Sunday, 16 August 2009

reyner street - the bowels of manchester's chinatown

One of the most intriguing, yet at the same time repulsive, streets in Manchester. More of an alleyway than a road, but still carrying a name and road markings, it must be amongst the least travelled routes in the city.

I've only ever come across one other person whilst there, and she was also taking photos of this filthy thoroughfare, probably with a similar appreciation of it. From the odour and remains in certain corners, I get the impression it is more 'convenient' of an evening.

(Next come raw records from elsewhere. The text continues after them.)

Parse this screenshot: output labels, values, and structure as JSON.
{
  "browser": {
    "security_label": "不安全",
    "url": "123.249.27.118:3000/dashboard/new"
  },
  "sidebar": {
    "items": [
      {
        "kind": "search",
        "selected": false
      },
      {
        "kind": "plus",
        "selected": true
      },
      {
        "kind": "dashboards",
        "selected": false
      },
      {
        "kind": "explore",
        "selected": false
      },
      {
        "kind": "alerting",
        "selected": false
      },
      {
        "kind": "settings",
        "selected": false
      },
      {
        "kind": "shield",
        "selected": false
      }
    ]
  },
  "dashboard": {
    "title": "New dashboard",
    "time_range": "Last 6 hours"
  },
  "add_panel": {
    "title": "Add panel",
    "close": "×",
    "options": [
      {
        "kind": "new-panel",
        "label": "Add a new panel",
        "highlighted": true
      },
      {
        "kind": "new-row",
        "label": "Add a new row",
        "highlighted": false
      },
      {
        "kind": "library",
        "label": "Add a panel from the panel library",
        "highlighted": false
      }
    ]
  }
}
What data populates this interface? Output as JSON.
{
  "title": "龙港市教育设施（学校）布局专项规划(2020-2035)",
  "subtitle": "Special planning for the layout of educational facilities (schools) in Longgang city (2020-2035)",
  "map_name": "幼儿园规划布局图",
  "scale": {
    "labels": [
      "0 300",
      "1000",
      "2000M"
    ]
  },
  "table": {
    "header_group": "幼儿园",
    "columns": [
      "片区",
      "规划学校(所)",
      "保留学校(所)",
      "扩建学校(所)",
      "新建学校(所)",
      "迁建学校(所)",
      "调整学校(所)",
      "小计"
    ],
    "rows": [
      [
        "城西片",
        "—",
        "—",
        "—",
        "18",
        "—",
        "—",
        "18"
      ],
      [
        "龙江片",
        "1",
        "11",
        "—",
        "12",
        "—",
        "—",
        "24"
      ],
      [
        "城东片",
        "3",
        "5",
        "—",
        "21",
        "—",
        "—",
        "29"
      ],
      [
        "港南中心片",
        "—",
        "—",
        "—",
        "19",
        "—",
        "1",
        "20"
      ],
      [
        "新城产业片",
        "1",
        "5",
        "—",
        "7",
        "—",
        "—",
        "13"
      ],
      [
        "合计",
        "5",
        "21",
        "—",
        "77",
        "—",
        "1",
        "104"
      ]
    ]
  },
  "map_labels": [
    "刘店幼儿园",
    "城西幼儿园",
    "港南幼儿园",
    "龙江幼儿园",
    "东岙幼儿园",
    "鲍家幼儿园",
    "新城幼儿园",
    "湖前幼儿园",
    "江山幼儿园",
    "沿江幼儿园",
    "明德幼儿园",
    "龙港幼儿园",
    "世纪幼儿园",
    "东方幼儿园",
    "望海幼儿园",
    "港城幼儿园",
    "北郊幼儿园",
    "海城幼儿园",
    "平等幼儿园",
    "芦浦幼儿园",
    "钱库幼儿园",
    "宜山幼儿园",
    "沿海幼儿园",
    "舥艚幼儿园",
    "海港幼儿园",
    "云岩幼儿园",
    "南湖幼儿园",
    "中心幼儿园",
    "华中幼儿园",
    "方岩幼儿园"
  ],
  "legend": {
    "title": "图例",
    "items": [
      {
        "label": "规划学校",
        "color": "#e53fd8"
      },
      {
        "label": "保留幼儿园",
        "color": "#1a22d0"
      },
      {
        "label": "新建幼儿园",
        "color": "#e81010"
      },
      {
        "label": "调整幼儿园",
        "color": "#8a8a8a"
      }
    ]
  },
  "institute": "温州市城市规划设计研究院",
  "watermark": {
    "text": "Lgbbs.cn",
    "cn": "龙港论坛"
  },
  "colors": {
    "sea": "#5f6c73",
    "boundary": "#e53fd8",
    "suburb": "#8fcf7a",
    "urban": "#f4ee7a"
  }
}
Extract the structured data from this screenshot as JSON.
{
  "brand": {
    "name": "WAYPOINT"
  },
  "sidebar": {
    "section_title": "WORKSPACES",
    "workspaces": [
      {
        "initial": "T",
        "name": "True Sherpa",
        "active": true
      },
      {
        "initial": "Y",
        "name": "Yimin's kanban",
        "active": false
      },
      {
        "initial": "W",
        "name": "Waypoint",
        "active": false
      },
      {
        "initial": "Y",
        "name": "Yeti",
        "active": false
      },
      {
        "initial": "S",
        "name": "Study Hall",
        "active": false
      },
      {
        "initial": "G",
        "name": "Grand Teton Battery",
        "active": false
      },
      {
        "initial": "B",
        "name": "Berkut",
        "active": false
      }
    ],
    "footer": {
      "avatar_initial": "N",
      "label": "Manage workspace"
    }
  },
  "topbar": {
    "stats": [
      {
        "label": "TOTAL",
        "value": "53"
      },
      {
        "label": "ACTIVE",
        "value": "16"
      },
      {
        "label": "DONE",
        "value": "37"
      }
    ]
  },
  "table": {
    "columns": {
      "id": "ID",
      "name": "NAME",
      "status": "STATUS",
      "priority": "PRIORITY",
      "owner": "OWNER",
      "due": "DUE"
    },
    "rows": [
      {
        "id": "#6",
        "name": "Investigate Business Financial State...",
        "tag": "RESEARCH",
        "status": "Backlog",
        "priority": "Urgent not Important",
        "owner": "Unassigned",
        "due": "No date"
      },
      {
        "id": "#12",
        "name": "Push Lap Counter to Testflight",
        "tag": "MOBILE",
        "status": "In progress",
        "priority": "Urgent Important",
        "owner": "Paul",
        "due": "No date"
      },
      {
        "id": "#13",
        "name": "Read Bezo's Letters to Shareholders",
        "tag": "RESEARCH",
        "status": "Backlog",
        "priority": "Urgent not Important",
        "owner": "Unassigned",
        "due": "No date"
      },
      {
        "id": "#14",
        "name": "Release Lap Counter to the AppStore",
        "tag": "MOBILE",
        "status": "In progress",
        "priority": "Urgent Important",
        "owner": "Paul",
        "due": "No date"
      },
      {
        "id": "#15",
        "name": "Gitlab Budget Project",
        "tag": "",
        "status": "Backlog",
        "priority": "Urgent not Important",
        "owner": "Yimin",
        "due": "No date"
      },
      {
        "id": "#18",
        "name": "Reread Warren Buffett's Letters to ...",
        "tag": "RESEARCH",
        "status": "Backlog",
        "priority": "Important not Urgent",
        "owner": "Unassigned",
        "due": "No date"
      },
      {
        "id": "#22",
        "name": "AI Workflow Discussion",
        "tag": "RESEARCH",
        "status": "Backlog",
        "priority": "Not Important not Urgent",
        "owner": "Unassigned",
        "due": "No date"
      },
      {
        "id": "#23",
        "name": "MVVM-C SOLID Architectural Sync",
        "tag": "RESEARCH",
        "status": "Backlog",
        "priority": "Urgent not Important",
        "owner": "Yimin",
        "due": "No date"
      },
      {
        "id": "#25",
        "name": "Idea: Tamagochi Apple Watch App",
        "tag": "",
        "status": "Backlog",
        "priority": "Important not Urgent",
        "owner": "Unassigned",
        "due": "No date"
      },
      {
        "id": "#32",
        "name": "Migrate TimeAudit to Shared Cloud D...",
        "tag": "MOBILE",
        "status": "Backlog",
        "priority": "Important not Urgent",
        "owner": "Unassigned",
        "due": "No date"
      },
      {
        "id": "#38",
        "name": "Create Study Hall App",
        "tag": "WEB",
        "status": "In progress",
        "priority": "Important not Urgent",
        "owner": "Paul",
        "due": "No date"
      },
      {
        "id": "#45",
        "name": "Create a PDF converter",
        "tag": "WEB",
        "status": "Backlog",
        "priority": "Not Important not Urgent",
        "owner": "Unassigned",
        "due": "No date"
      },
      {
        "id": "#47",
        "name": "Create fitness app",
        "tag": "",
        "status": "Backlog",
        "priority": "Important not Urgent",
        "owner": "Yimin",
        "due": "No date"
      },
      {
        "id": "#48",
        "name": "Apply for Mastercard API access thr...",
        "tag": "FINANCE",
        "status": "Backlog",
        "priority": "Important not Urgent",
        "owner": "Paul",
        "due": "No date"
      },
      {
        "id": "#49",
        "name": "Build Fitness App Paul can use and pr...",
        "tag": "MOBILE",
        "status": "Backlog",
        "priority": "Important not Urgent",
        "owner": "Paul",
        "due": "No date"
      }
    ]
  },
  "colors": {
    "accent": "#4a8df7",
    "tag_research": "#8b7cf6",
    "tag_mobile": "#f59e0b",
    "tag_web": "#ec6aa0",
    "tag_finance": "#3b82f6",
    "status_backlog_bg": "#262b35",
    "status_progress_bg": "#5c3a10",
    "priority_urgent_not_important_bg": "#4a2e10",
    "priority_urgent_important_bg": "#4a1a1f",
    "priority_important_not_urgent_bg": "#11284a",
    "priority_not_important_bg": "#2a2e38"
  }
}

Reyner Street has no front doors, no public access to any of the buildings that tower above. Grease streaked kitchen extractors and air conditioning units rise up from the backs of Chinatown restaurants, water (hopefully) drips down from neglected gutters and pipes above. Eerily quiet, it has a threatening atmosphere whilst at the same time providing respite from the traffic and crowds on Portland Street running parallel a few metres away. Years worth of kitchen effluent grip the redbrick walls. The street surface is worryingly tacky. I felt like I needed to disinfect myself upon emerging.

This dirt smeared back passage is a reminder of the old city, the antithesis to the proliferation of glass and steel. Why write about such an unpleasant non-place? Streets like this enable the city to function, sometimes unpleasant to experience, but with a quality of their own.